Musk's skepticism about MBA degrees falls within a larger debate about the value of graduate degrees in general. Speaking as a person who is embarrassed to have two graduate degrees from Harvard, here is my take on this topic.

First, don't go to graduate school unless you believe a graduate degree will improve your job prospects.  Public-school educators in some school systems get an automatic raise if they have a master's degree in education, so it may make economic sense for a teacher to pursue an advanced degree in education regardless of whether there is any substance to the program.

Second, don't pay too much money to get a graduate degree--especially a degree from a non-elite institution. Many colleges introduced expensive MBA programs after Congress introduced the Grad PLUS program that lifted the cap on how much people could borrow for graduate school.

Northeastern University, for example, offers an online MBA program costing $78,000, which Northeastern claims is "an affordable option" compared to other programs, which charge as much as $200,000. 

Maybe that is so, but ask your friends who have MBAs if they think the experience was worth the cost.  You may be surprised by some of the responses you will get.

Third, don't get a graduate degree that might actually hurt your job prospects.  For example, many law schools offer master's degrees, which require an additional year of study beyond the basic J.D. degree. Some law schools offer graduate degrees in law for people who do not intend to practice law. 

I've known people who pursued a graduate degree in law because they didn't excel in law school and didn't get a good law job after graduating.  An extra law degree, they think, will enhance their job prospects.

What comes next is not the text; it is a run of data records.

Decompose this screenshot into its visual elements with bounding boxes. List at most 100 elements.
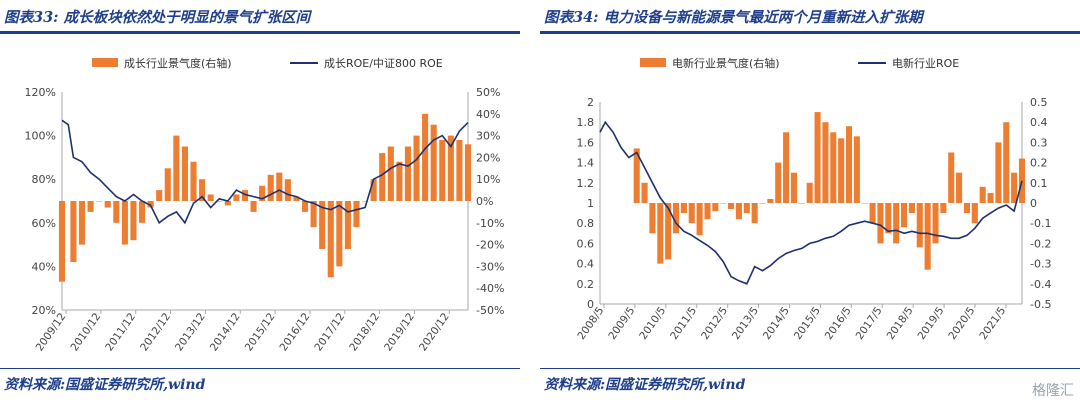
bar [284, 179, 291, 201]
bar [885, 203, 892, 234]
bar [633, 148, 640, 203]
bar [861, 203, 868, 204]
right-axis-tick-label: -0.1 [1030, 217, 1051, 230]
bar [853, 136, 860, 203]
title-rule [540, 31, 1080, 34]
right-axis-tick-label: -0.4 [1030, 278, 1051, 291]
right-axis-tick-label: 0.4 [1030, 116, 1048, 129]
bar [456, 139, 463, 201]
bar [396, 161, 403, 201]
chart-title: 图表34: 电力设备与新能源景气最近两个月重新进入扩张期 [544, 9, 923, 26]
bar [775, 162, 782, 203]
legend-label-bar: 电新行业景气度(右轴) [672, 56, 780, 70]
x-axis-tick-label: 2012/5 [699, 305, 730, 342]
bar [301, 201, 309, 212]
x-axis-tick-label: 2017/12 [312, 311, 347, 354]
bar [216, 201, 223, 202]
left-axis-tick-label: 0.4 [577, 258, 595, 271]
bar [893, 203, 900, 244]
bar [173, 135, 180, 201]
right-axis-tick-label: -30% [476, 260, 504, 273]
bar [845, 126, 853, 203]
bar [464, 144, 472, 201]
bar [327, 201, 334, 278]
title-rule [0, 31, 520, 34]
bar [70, 201, 77, 263]
chart-source: 资料来源:国盛证券研究所,wind [4, 377, 206, 393]
series-line [61, 119, 469, 225]
bar [121, 201, 128, 245]
bar [379, 153, 386, 201]
x-axis-tick-label: 2012/12 [138, 311, 173, 354]
left-axis-tick-label: 60% [32, 217, 56, 230]
bar [665, 203, 672, 260]
bar [869, 203, 876, 224]
bar [743, 203, 750, 214]
x-axis-tick-label: 2021/5 [977, 305, 1008, 342]
bar [370, 179, 377, 201]
x-axis-tick-label: 2019/12 [382, 311, 417, 354]
bar [790, 172, 798, 203]
right-axis-tick-label: -0.2 [1030, 237, 1051, 250]
bar [250, 201, 257, 212]
bar [267, 174, 274, 201]
bar [924, 203, 931, 270]
right-axis-tick-label: 20% [476, 151, 500, 164]
bar [814, 112, 821, 203]
left-axis-tick-label: 1.2 [577, 177, 595, 190]
bar [641, 182, 648, 203]
x-axis-tick-label: 2014/12 [208, 311, 243, 354]
watermark-logo: 格隆汇 [1032, 383, 1074, 399]
x-axis-tick-label: 2013/5 [730, 305, 761, 342]
left-axis-tick-label: 1.4 [577, 157, 595, 170]
right-axis-tick-label: 0% [476, 195, 493, 208]
right-axis-tick-label: -0.3 [1030, 258, 1051, 271]
x-axis-tick-label: 2010/12 [68, 311, 103, 354]
bar [783, 132, 790, 203]
left-axis-tick-label: 2 [587, 96, 594, 109]
left-axis-tick-label: 0.2 [577, 278, 595, 291]
bar [932, 203, 939, 244]
bar [293, 196, 300, 201]
left-axis-tick-label: 0.8 [577, 217, 595, 230]
bar [447, 135, 454, 201]
right-axis-tick-label: 0 [1030, 197, 1037, 210]
bar [956, 172, 963, 203]
source-rule [540, 368, 1080, 369]
bar [830, 132, 837, 203]
bar [798, 203, 805, 204]
chart-source: 资料来源:国盛证券研究所,wind [544, 377, 746, 393]
bar [751, 203, 758, 224]
right-axis-tick-label: 0.5 [1030, 96, 1048, 109]
bar [156, 190, 163, 201]
chart-34: 电新行业景气度(右轴) 电新行业ROE 2 1.8 1.6 1.4 1.2 1 0.8 0.6 0.… [575, 56, 1051, 342]
x-axis-tick-label: 2014/5 [761, 305, 792, 342]
chart-title: 图表33: 成长板块依然处于明显的景气扩张区间 [4, 9, 311, 26]
bar [1018, 158, 1026, 203]
bar [404, 146, 412, 201]
x-axis-tick-label: 2009/5 [606, 305, 637, 342]
bar [901, 203, 908, 228]
bar [712, 203, 719, 212]
x-axis-tick-label: 2009/12 [34, 311, 69, 354]
left-axis-tick-label: 0 [587, 298, 594, 311]
bar [147, 201, 154, 208]
bar [728, 203, 735, 210]
right-axis-tick-label: 10% [476, 173, 500, 186]
bar [224, 201, 231, 206]
x-axis-tick-label: 2010/5 [637, 305, 668, 342]
bar [422, 113, 429, 201]
bar [139, 201, 146, 223]
left-axis-tick-label: 40% [32, 260, 56, 273]
chart-33: 成长行业景气度(右轴) 成长ROE/中证800 ROE 120% 100% 80% 60%… [25, 56, 505, 354]
bar [672, 203, 680, 234]
right-axis-tick-label: 40% [476, 108, 500, 121]
x-axis-tick-label: 2015/5 [792, 305, 823, 342]
left-axis-tick-label: 100% [25, 130, 56, 143]
bar [822, 122, 829, 203]
right-axis-tick-label: -50% [476, 304, 504, 317]
legend-label-bar: 成长行业景气度(右轴) [124, 56, 232, 70]
left-axis-tick-label: 1.6 [577, 136, 595, 149]
bar [336, 201, 343, 267]
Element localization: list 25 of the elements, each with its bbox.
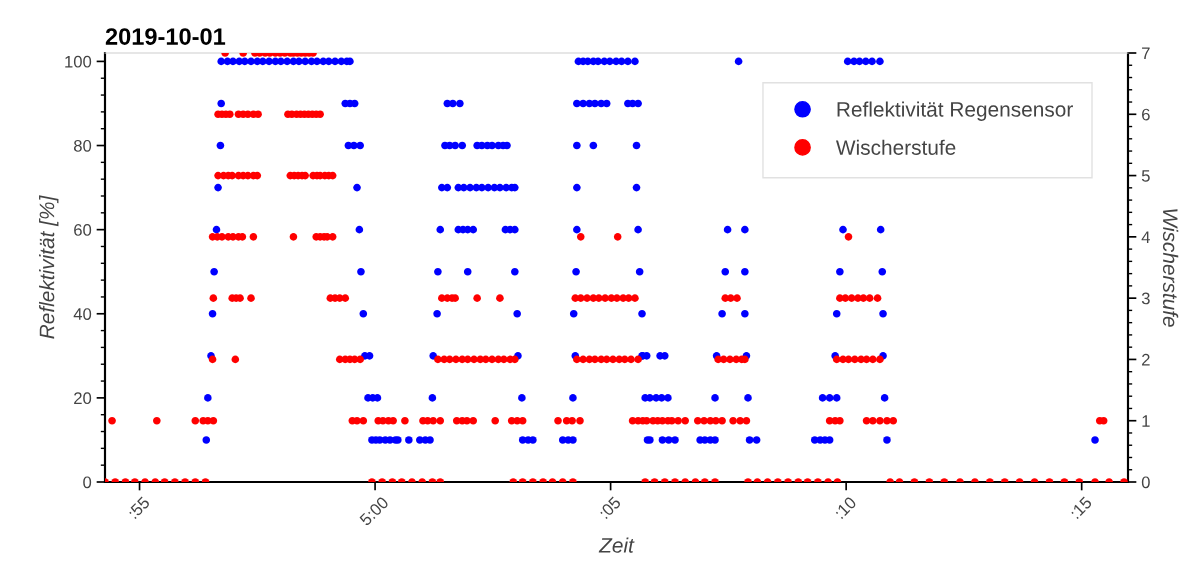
legend-label: Wischerstufe xyxy=(835,139,956,155)
y-tick-label: 0 xyxy=(83,476,92,489)
chart-title: 2019-10-01 xyxy=(105,28,226,45)
y2-axis-title: Wischerstufe xyxy=(1162,209,1179,327)
y-tick-label: 40 xyxy=(73,308,92,320)
y2-tick-label: 1 xyxy=(1142,415,1150,427)
x-tick-label: :10 xyxy=(833,495,858,520)
x-axis-title: Zeit xyxy=(598,537,635,553)
y-tick-label: 100 xyxy=(65,55,92,68)
y2-tick-label: 6 xyxy=(1142,108,1150,121)
legend-label: Reflektivität Regensensor xyxy=(837,101,1073,121)
y2-tick-label: 2 xyxy=(1142,353,1150,366)
y-tick-label: 60 xyxy=(74,224,92,236)
y2-tick-label: 0 xyxy=(1141,476,1150,489)
y2-tick-label: 7 xyxy=(1142,47,1150,60)
y-tick-label: 20 xyxy=(74,392,92,405)
y2-tick-label: 3 xyxy=(1141,292,1150,305)
x-tick-label: :55 xyxy=(127,496,151,520)
y2-tick-label: 4 xyxy=(1141,231,1150,243)
x-tick-label: :15 xyxy=(1069,496,1093,520)
y2-tick-label: 5 xyxy=(1141,170,1150,182)
y-axis-title: Reflektivität [%] xyxy=(39,195,59,339)
x-tick-label: 5:00 xyxy=(358,495,390,527)
y-tick-label: 80 xyxy=(73,139,92,152)
x-tick-label: :05 xyxy=(598,496,622,520)
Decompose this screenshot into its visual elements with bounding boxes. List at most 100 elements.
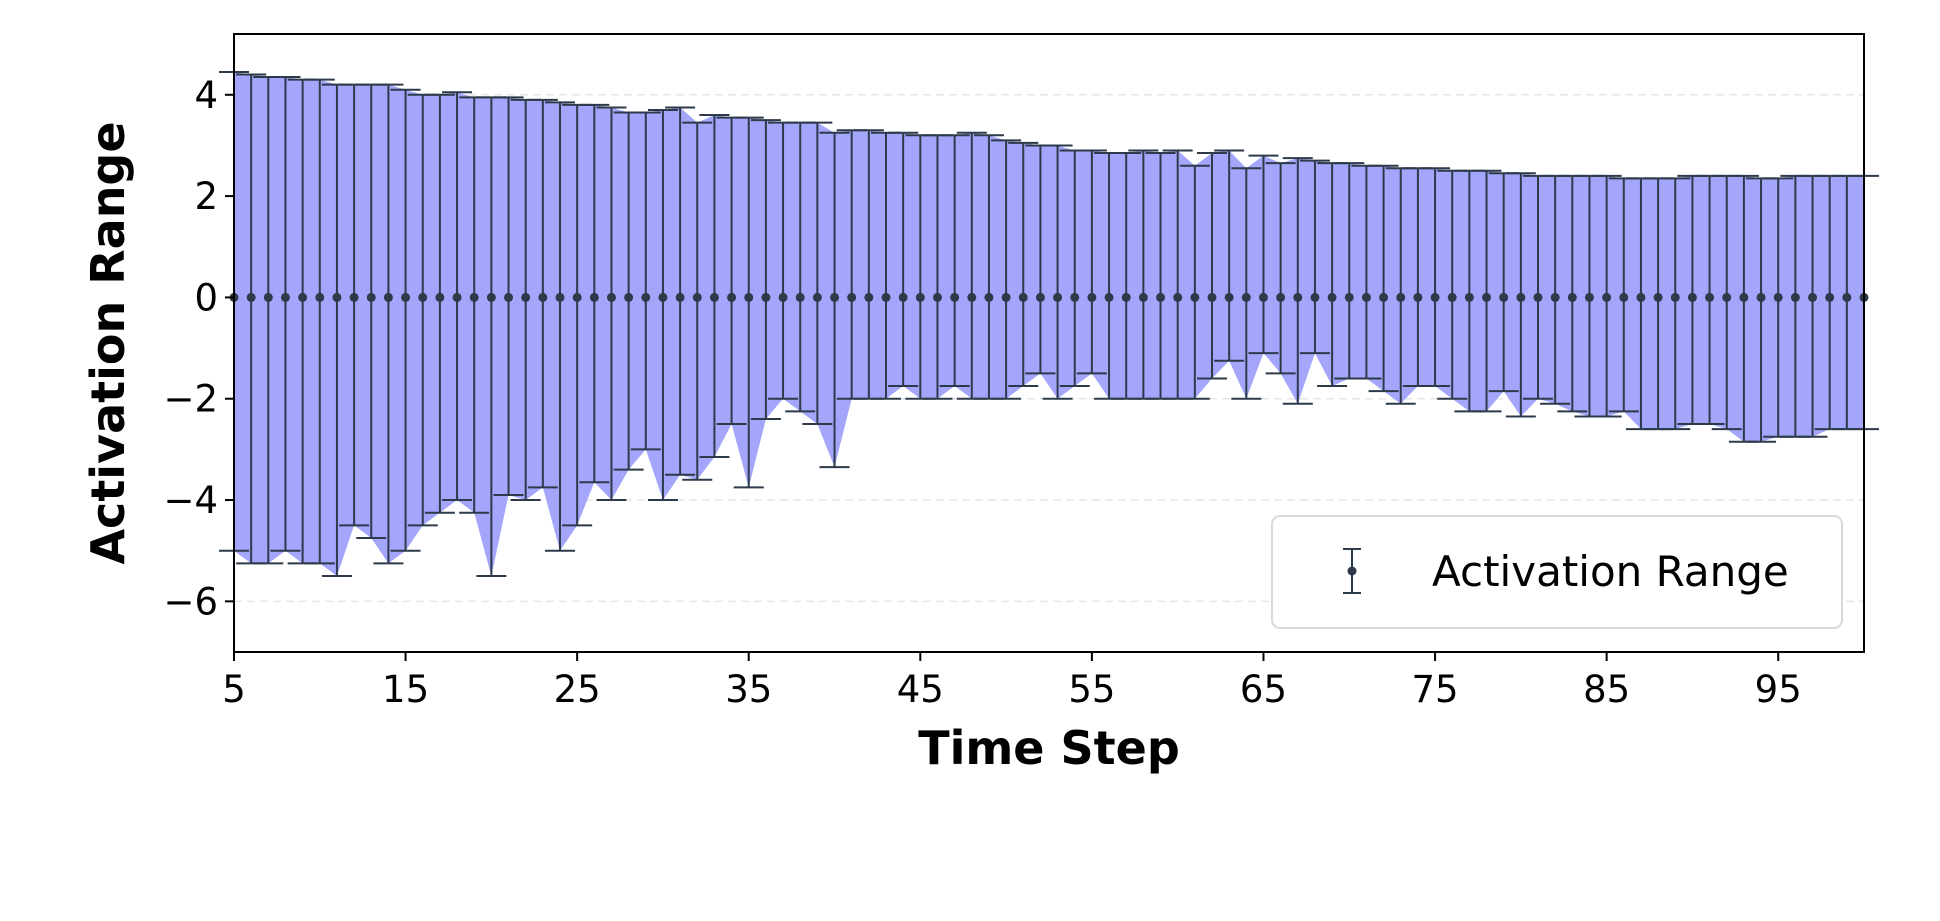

But employers can sniff out the motivation for that strategy. If the job applicant had a brilliant career in law school, that person would probably be pulling down a six-figure salary in a prestigious law firm instead of hanging around a law school for an additional year.

And an online graduate degree from a for-profit school may be absolutely worthless in the job market. I've sat on many faculty hiring committees and heard committee members reject any job candidate who obtained a doctoral degree from a for-profit school.

Finally, weigh the opportunity costs of going to graduate school. Are you gaining experience in your present job that will likely pay off later in salary increases and promotions?  If so, why leave the job market and take out student loans to go to graduate school?

This is the bottom line. Don't take out student loans to go to graduate school unless there is absolutely no other way to achieve your professional goals. Millions of Americans have had successful careers without graduate degrees, and millions more have graduate degrees and don't know nuthin'.